Stubbs is confined to quarters, but the nanites attempt further revenge by shocking him with electricity. Captain Picard prepares to flood the computer core with gamma radiation to remove the nanites completely, but the android Second Officer Commander Data (Brent Spiner) establishes communication with the nanites and allows them to use his body to speak with Picard. Picard realizes that the nanites are self-aware and conscious and took Stubbs' actions as hostile, but they want peace. Picard negotiates a deal to send the nanites to Kavis Alpha IV, designating it as their homeworld. The nanites agree and repair the damage to the computer core before they leave it. Stubbs launches his probe on time and collects numerous volumes of data.

==Production==

"Evolution" features the first appearance of the new Starfleet uniforms; several cast members had complained about the previous spandex uniforms which led to their replacement with the new Mandarin-collared two-piece wool uniforms. In an appearance on The Arsenio Hall Show shortly before the episode aired, Patrick Stewart (Jean-Luc Picard) simply said, "The new uniforms don't hurt", and reviewer Keith DeCandido later praised the move in his review of the episode.

"Evolution" was the first episode of the third season, but the episode "The Ensigns of Command" was filmed first.

==Reception==
Writing for The A.V. Club, Zack Handlen compared the episode favorably against the first episode of the previous season, "The Child" (which he considered was the worst episode of that season, disregarding the clip show episode, "Shades of Gray"). Handlen wrote that he found "Evolution" so much more enjoyable that he was "in danger of overrating it." He liked Ken Jenkins as Dr. Paul Stubbs, who "hits the line between off-puttingly arrogant and vulnerable". However, while he was glad to see the return of Gates McFadden as Beverly Crusher, he was disappointed with Diana Muldaur's absence, noting "the Pulaski and Picard relationship that was never really fulfilled." He summarized: "The characters are all where they need to be, my favorite doctor is back, and the show feels like it's ready to take that next step", and graded the episode a "B".

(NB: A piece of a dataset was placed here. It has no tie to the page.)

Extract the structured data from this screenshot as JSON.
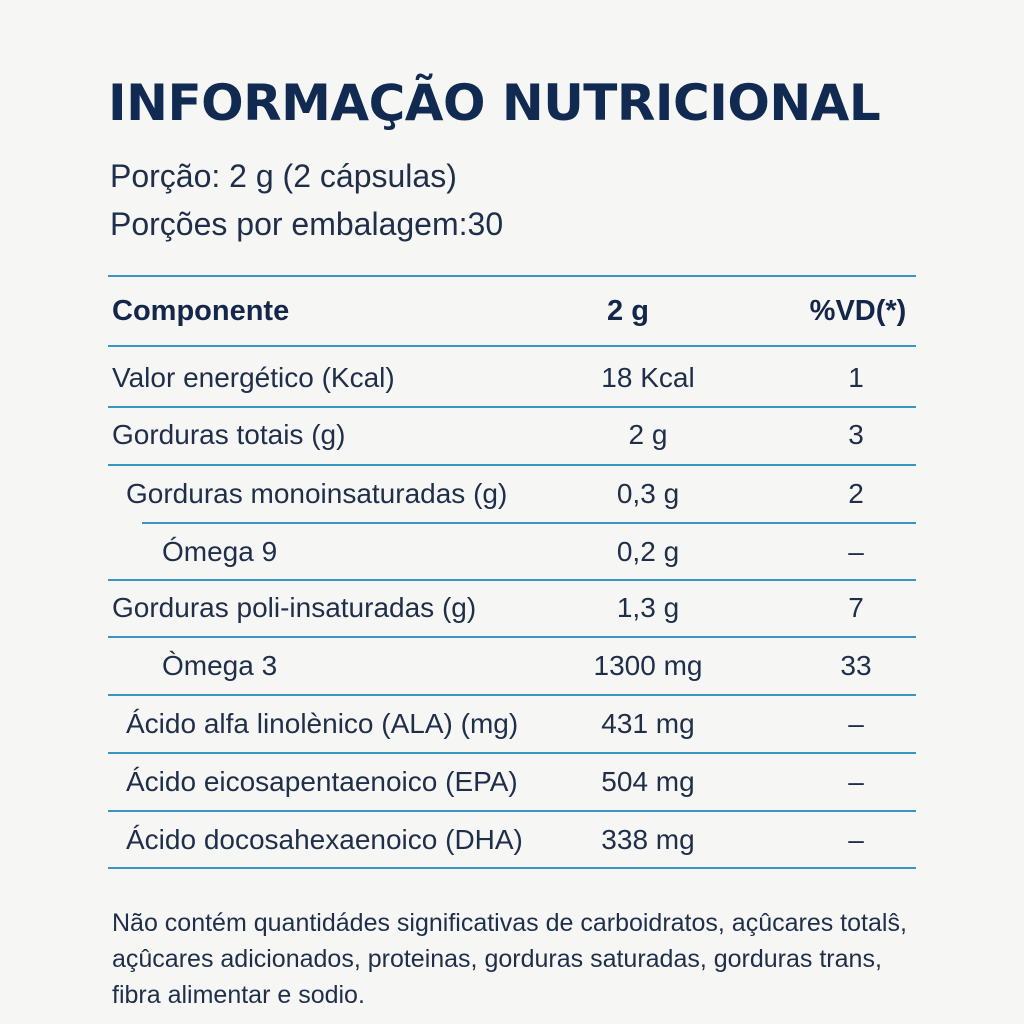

James Hunt of Den of Geek praised Ken Jenkins and the scenes between him and Wesley, as well as the scenes with Beverly and Guinan. He felt that the episode could have been stronger had it focused on the character threads and philosophical moments. Keith DeCandido, writing for Tor.com, lauded "the debut of the high-necked, looser uniform jackets", stating that "it's extremely good to see the crew no longer wearing the unitards", and liked the return of Dr. Crusher and actress McFadden's "superb chemistry" with Wil Wheaton, as well as the off-screen promotions of Worf and La Forge. DeCandido conceded the episode felt "unfinished" in that the episode failed to acknowledge how Wesley managed to create an entire species – "it's fobbed off in a log entry at the end" – and that there were no consequences regarding his actions almost leading to the destruction of the ship.

In 2011, this episode was noted by Forbes as one that explores the implications of advanced technology, also comparing it to the later episode "The Quality of Life" season 6, Episode 9). In 2010, Wired noted this as the episode of Star Trek that can be used to teach about nanotechnology.

==Releases==
In July 2011, the internet streaming service Netflix made all Star Trek episodes available, which would include this episode.

The episode was released with Star Trek: The Next Generation season three DVD box set, released in the United States on July 2, 2002. This had 26 episodes of Season 3 on seven discs, with a Dolby Digital 5.1 audio track. It was released in high-definition Blu-ray in the United States on April 30, 2013.